Antes, porém, é importante ressaltar que inúmeras são as variações interpretativas para essa passagem; apreciações desde leigos a teólogos e padres, ou seja, não há a pretensão de classificar o que é certo ou errado, mas de evidenciar o caráter linguístico da paráfrase bíblica.
Logo a primeira palavra, “levantei”, reflete mais uma questão de diferença no uso do português europeu e português brasileiro, portanto, não cabe maiores explicações; aqui poderia também facilmente substituir para o termo tomar, como em : “tomem sobre vocês o meu jugo”. Logo em seguida, Jesus usa o termo gentil e é a ele que é necessário dar mais ênfase. Se a análise for sempre baseada na etimologia da palavra, ou seja, no estudo da origem dos termos, conclui-se que gentil deriva do latim gentilis, que significa da mesma família, pátria, nação. Mas é preciso ir um pouco além e lembrar que o evangelho de Mateus, assim como todo o Novo Testamento, fora escrito em grego antigo e o vocábulo usado é Πραΰς- praús (singular), o mesmo verbete utilizado no sermão da montanha, no qual nesse mesmo evangelho, Jesus afirma: “bem-aventurados os gentis” (aqui aparece no plural – praeîs).

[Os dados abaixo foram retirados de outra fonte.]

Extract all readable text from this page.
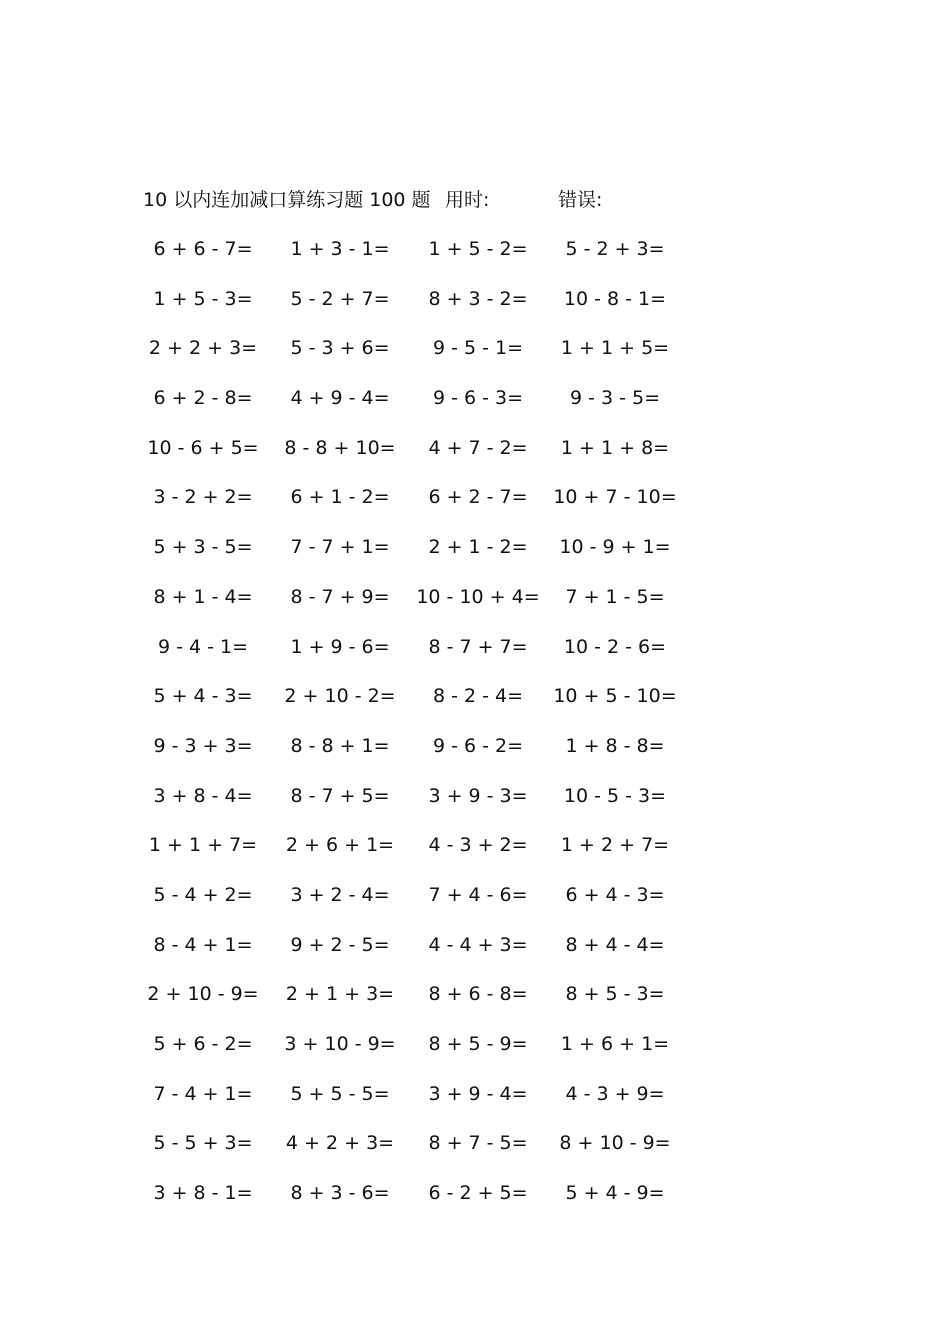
10 以内连加减口算练习题 100 题 用时:	错误:
6 + 6 - 7=	1 + 3 - 1=	1 + 5 - 2=	5 - 2 + 3=
1 + 5 - 3=	5 - 2 + 7=	8 + 3 - 2=	10 - 8 - 1=
2 + 2 + 3=	5 - 3 + 6=	9 - 5 - 1=	1 + 1 + 5=
6 + 2 - 8=	4 + 9 - 4=	9 - 6 - 3=	9 - 3 - 5=
10 - 6 + 5=	8 - 8 + 10=	4 + 7 - 2=	1 + 1 + 8=
3 - 2 + 2=	6 + 1 - 2=	6 + 2 - 7=	10 + 7 - 10=
5 + 3 - 5=	7 - 7 + 1=	2 + 1 - 2=	10 - 9 + 1=
8 + 1 - 4=	8 - 7 + 9=	10 - 10 + 4=	7 + 1 - 5=
9 - 4 - 1=	1 + 9 - 6=	8 - 7 + 7=	10 - 2 - 6=
5 + 4 - 3=	2 + 10 - 2=	8 - 2 - 4=	10 + 5 - 10=
9 - 3 + 3=	8 - 8 + 1=	9 - 6 - 2=	1 + 8 - 8=
3 + 8 - 4=	8 - 7 + 5=	3 + 9 - 3=	10 - 5 - 3=
1 + 1 + 7=	2 + 6 + 1=	4 - 3 + 2=	1 + 2 + 7=
5 - 4 + 2=	3 + 2 - 4=	7 + 4 - 6=	6 + 4 - 3=
8 - 4 + 1=	9 + 2 - 5=	4 - 4 + 3=	8 + 4 - 4=
2 + 10 - 9=	2 + 1 + 3=	8 + 6 - 8=	8 + 5 - 3=
5 + 6 - 2=	3 + 10 - 9=	8 + 5 - 9=	1 + 6 + 1=
7 - 4 + 1=	5 + 5 - 5=	3 + 9 - 4=	4 - 3 + 9=
5 - 5 + 3=	4 + 2 + 3=	8 + 7 - 5=	8 + 10 - 9=
3 + 8 - 1=	8 + 3 - 6=	6 - 2 + 5=	5 + 4 - 9=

A tradução mais próxima para o termo seria aquele que mostra gentileza amistosa e não exercem violência sobre outrem; já o adjetivo aplicado a animais (cavalos,etc) tomaria como significado o termo “manso”, que no latim toma como tradução algo acostumado à mão”, de manus, “mão”. A gentileza que Cristo propõe não é de submissão como animais castrados; mas o entendimento pleno de saber quem é o seu Senhor e acreditar que a vossa vontade pode ser feita, porque eu, mesmo com o livre-arbítrio, escolho sujeitar-me a Deus.
A frase seguinte contém duas palavras interessantes e que ajudam no entendimento da fala de Jesus, se bem analisadas: jugo e fardo. Logo de início é preciso compreender a dimensão contextual daquele momento que se reflete na linguagem usada, e uma vez que a conjuntura da produção agrícola é predominante, os termos usados acabam também por ir de encontro desse viés. Fardo vem do grego φορτίον (phortíon) e toma como premissa desde a carga e mercadorias à colheita agrícola, levando a uma análise metafórica de algo que causa preocupação. Muitos pesos que carregamos provém da falta de fé e são essas as cargas que Jesus nos diz para jogarmos fora. Não há aqui um chamamento à vida fácil, mas a compreensão de que o fardo é a cruz exata que devemos carregar, mas seu peso nunca pode ser comparado à força e benevolência divina.
Por fim, o jugo, do Latim subjugare, “submeter, dominar”, que por sua vez vem do grego zygon, indicando uma peça de madeira que é usada para juntar dois bois. Jugo também era a denominação de uma peça de madeira em formato de forca, que os romanos utilizavam para fazer passar os inimigos derrotados em batalha. Ou seja, em sentido figurado, o jugo significa domínio, submissão, sujeição, autoridade, obediência. Portanto, se Cristo afirma que seu jugo é brando, depreende-se daqui o entendimento que se tem ao longo de todo o Novo Testamento: Deus é um juiz misericordioso, porque Seu critério de justiça não é igual ao critério humano que usa, em muitos casos, a lei física da ação e reação, mas vai muito além e contraria toda a lógica humana, dando lugar a tudo o que Ele foi, é e sempre será: amor.